# wifes facebook and hotmail password



## psychocandy (Apr 28, 2008)

I used to know it and I couldnt help logging in now and then to check up on her. Really stupid really because shes said tons of times shes not having an affair and I've got no reason to think so.

Looks like shes changed her password recenrtly. Am I being really stupid and paranoid if I ask her to tell me what it is?


----------



## GAsoccerman (Mar 24, 2008)

I think your paranoid. I know my wife's as well, but I don't bother to check them or look at them...I trust her.


----------



## Delphi (Nov 28, 2007)

Trust her. Give her some privacy or she will begin to resent your intrusion into every aspect of her life.


----------



## Green-Moo (Feb 5, 2008)

Unless there's a reason for you to have it, and she refuses to give it to you, then I don't think you need really worry. I think I'd be very cross if I found that my partner was checking up on me by reading my personal correspondance, even though he has access to it.


----------



## psychocandy (Apr 28, 2008)

Thanks everyone for your comments.

Deep down I know you're all right....

Thanks for confirming to me that its my issue to sort out with myself rather than anything else....


----------



## psychocandy (Apr 28, 2008)

Posted the same message on marriage-builders.com and everyone on there is telling me to get a keylogger....

Not sure if thats a good idea !!!!


----------



## Andrea (Sep 11, 2007)

psychocandy said:


> Posted the same message on marriage-builders.com and everyone on there is telling me to get a keylogger....
> 
> Not sure if thats a good idea !!!!


No, not a good idea. Especially if you said you suspected nothing.


----------



## demora (Jan 22, 2008)

Not a good idea. This sounds like a you thing, not a her thing. You've said you have no reason to suspect she's having an affair. You need to find a way to deal with your feelings. My husband doesn't know all of my passwords, and if he asked I would probably give them to him. But if he was checking up on me, I would be pretty mad. I don't check up on him and I set his passwords for his accounts.


----------



## psychocandy (Apr 28, 2008)

Andrea said:


> No, not a good idea. Especially if you said you suspected nothing.


Andrea,

I aint going to do it. In my more logical and rational moments when I think about it, I've no reason to suspect shes up to anythign at all. Apart from the fact that she likes facebook....


----------



## psychocandy (Apr 28, 2008)

demora said:


> Not a good idea. This sounds like a you thing, not a her thing. You've said you have no reason to suspect she's having an affair. You need to find a way to deal with your feelings. My husband doesn't know all of my passwords, and if he asked I would probably give them to him. But if he was checking up on me, I would be pretty mad. I don't check up on him and I set his passwords for his accounts.


Demora,

Think you're right... To be honest I do have 'problems' (depression etc) and I'm fairly sure that this is causing some of the feelings I'm getting (along with some of the meds I've switched to over the last few months).
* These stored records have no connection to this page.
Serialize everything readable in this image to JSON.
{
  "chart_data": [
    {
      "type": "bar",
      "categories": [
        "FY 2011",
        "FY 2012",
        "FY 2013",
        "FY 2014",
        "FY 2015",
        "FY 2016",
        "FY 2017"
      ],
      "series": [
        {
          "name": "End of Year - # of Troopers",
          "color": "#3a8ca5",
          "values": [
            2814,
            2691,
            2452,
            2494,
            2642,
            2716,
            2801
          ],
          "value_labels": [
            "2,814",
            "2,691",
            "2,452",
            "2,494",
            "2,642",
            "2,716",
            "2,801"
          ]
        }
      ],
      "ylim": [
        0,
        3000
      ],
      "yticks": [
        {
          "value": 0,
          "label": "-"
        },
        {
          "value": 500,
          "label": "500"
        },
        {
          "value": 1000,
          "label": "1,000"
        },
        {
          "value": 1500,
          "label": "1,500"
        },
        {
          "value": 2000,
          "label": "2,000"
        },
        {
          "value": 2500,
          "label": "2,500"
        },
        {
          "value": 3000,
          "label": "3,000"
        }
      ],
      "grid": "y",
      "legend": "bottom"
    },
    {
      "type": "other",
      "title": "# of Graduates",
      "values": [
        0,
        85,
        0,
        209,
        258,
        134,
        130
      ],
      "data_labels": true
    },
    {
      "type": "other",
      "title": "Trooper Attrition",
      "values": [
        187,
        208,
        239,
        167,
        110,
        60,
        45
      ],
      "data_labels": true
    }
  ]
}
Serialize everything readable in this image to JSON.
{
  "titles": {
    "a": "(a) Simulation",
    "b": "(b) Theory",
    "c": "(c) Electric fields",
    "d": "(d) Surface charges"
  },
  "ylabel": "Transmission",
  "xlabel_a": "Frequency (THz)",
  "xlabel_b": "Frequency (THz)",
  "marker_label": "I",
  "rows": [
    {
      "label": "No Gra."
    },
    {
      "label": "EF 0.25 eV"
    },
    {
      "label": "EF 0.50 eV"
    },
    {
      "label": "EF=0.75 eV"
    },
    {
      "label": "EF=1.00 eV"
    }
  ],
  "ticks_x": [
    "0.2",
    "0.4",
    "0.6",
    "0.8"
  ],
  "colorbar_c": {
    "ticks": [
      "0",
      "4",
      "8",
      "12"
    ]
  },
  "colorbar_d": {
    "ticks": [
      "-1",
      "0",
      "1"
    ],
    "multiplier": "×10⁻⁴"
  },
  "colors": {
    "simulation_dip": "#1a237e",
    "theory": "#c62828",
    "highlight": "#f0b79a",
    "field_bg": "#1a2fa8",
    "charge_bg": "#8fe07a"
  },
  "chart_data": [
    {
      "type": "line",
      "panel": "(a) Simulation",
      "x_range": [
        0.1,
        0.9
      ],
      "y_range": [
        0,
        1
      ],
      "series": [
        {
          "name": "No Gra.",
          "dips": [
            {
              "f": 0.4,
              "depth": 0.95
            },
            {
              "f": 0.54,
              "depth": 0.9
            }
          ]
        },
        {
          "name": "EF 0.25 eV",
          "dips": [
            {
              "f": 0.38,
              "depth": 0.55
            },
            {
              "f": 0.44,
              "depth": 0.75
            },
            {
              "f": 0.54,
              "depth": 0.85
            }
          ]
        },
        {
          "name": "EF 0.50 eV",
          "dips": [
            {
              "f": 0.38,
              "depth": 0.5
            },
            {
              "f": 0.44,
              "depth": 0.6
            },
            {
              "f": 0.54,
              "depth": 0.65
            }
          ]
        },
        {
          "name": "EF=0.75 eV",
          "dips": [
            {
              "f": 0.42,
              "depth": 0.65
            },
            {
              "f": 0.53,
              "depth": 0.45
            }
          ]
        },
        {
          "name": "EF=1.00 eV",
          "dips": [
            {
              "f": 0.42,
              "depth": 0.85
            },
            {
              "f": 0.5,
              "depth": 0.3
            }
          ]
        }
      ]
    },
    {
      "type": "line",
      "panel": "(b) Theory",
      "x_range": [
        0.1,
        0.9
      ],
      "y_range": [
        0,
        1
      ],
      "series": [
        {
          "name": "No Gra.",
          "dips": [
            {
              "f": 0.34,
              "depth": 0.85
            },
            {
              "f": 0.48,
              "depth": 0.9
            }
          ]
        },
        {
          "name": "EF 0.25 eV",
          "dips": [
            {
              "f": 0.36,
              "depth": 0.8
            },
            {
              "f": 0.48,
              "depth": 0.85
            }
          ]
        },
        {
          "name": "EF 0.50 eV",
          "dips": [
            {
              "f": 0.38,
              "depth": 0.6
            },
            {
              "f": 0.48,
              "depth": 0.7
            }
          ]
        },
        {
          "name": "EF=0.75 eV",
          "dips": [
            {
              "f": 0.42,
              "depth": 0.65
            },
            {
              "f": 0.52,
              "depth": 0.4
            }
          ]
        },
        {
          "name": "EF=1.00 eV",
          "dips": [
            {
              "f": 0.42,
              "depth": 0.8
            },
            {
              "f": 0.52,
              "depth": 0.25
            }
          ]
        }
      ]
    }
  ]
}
To be fair, I did used to have access to it but I think I did overdo it a bit with checking. Also, I accused her of a few things which were blatantly false. She was not happy about this at the time.

She reminded me last night of a conversation we had a few weeks ago (in the pub so I cant remember it all!). At the time, we agreed for her to change the password because I agreed it was a bit weird after all with me checking up on her. 

But, I see what you're getting at and I think my wife was the same. Initially, she had no problems with me knowing the passwords, but she didnt want me snooping and I did abuse the privilege a bit I suppose.


----------